The Difference Between Intellectuals and Deplorables

Estimated Reading Time: 3 minutes

Scene 1: A café patronized by college professors and other left-liberals in a neighborhood next to the University of Arizona in left-leaning Tucson, where my wife and I live. The media of choice among the patrons are the New York Times, PBS, and CNN.

Scene 2: A café patronized by the working class and other conservatives in a deindustrialized town in Northwest Pennsylvania, in Trump territory, where my wife is from. The media of choice among the patrons are Fox News and talk-radio.

Eavesdropping on the conversations reveals the difference between the two groups.

Actually, there is no difference in mindset. Both have blind spots, both don’t have all the facts, both are sure their side is right and the other side is wrong, both dwell in an echo chamber and both exhibit tribalism.

Tribalism is exhibited by the Tucson intellectuals by means of the virtue-signaling signs they place in their front yards. The most popular is, “No matter where you are from, we’re glad you’re our neighbor.”

Although the message is written in English, Spanish and Arabic, no Latinos or Arabs can be found in the neighborhood. Deplorables can’t be found, either, which is just as well because they would be unwelcome.

Gaining in popularity are signs in support of Black Lives Matter. Ironically, Latinos and Arabs don’t see the movement in the same light as virtue-signaling white liberals, but suggesting this would get one shunned in the neighborhood.

Tribalism is exhibited in the front yards of the Pennsylvania proletariat by Trump signs, by Make America Great signs and by the American flag.

It seems counterintuitive to suggest that intellectuals are just as misinformed as deplorables. After all, intellectuals are learned and deplorables are not. They have bookcases full of books while deplorables do not. And unlike deplorables, intellectuals can recite literature, can name every important philosopher in history and can expound on epistemology, metaphysics, ethics, logic and aesthetics.

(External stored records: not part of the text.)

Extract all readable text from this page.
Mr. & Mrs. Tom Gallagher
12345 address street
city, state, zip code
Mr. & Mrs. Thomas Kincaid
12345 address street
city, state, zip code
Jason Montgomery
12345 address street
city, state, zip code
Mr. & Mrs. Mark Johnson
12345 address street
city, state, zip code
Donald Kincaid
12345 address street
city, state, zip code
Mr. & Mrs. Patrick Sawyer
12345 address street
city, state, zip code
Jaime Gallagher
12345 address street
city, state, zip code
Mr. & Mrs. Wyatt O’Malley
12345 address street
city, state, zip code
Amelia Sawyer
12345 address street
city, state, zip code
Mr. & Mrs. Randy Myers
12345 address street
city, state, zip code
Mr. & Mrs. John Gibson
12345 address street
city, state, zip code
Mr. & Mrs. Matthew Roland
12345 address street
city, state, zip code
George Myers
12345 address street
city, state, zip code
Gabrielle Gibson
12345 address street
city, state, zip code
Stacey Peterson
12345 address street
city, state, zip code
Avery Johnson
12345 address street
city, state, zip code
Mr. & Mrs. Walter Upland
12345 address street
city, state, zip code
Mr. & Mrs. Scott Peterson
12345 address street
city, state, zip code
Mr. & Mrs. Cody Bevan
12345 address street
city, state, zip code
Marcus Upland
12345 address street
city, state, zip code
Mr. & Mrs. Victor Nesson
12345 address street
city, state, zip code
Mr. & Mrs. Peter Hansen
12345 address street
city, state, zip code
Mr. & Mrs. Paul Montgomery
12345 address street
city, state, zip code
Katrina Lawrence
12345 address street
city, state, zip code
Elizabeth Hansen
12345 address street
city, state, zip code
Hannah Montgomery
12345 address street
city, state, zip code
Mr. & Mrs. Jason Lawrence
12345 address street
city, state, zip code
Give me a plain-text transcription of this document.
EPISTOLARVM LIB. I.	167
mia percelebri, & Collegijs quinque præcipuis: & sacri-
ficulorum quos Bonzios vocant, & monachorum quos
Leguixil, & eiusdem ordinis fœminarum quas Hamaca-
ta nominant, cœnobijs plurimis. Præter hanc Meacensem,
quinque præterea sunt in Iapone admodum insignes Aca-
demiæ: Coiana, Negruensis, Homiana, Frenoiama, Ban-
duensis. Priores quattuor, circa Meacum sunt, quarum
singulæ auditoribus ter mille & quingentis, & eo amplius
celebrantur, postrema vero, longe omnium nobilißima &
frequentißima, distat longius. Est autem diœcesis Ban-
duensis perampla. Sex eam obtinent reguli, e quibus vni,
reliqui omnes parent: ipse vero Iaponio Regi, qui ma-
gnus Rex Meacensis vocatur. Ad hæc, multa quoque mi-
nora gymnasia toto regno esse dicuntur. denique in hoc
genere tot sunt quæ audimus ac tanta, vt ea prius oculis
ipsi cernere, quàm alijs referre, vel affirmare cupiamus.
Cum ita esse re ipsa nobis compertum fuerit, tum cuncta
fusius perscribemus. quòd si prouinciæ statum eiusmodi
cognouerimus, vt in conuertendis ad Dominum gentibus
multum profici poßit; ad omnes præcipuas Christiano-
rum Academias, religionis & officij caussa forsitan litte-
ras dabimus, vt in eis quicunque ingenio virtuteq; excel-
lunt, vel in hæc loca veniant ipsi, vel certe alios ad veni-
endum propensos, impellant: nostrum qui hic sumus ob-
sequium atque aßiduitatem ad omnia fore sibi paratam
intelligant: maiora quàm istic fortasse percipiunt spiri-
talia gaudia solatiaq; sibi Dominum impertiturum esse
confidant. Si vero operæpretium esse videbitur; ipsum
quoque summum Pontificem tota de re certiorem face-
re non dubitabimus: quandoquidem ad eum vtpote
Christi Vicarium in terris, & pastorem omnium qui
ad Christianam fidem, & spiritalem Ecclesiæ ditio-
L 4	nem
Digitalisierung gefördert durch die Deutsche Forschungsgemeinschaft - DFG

Intellectuals can even explain Karl Marx’s dialectic and its relationship to Hegel’s dialectical methodology. And they can detail how thesis, anti-thesis and synthesis will bring about the replacement of capitalism and the state with social justice and good fellowship in a pure condition of communism, where the state will be unnecessary.

Such topics do not come up at the Pennsylvania café.

Thank goodness!

Intellectuals and cafes are a dangerous mix, as history has shown. Ideas have come out of them that have caused widespread misery and killed tens of millions of people. Amazingly, some of the ideas are still extant, such as the belief that Marxism by a different name can produce social justice and good fellowship.

If intellectualism and ignorance were in a race to see which could cause the most harm in the shortest time, it would be a photo finish.

The Pennsylvania deplorables aren’t intellectuals. Nor are they ignorant. They might not know what Schumpeter said about trade, but they can see firsthand what globalism has done to their community.

And deplorables might not know that today’s sophisms about white privilege, redistribution and reparations for blacks go back to the political philosophy of John Rawls, who said that equality of opportunity could not be achieved until everyone in society were brought to the same starting line without arbitrary or inherited advantages. Deplorables might not know this but they can see up close and personal how Rawlsian redistribution has created dependency, reduced industriousness, eliminated mutual-aid organizations and shredded the social fabric in their community.

Deplorables know other things: how to drive a nail, sweat a copper pipe, hang a door, unclog a sewer, and rewire a house. Intellectuals, on the other hand, know how to stick signs in their front yard.

Not wanting to throw my vote away in the last presidential election by voting against my principles, I didn’t vote for either Donald or Hillary. But given a choice between the Tucson café and the Pennsylvania café, I’ll choose the one where patrons know how to change a lightbulb.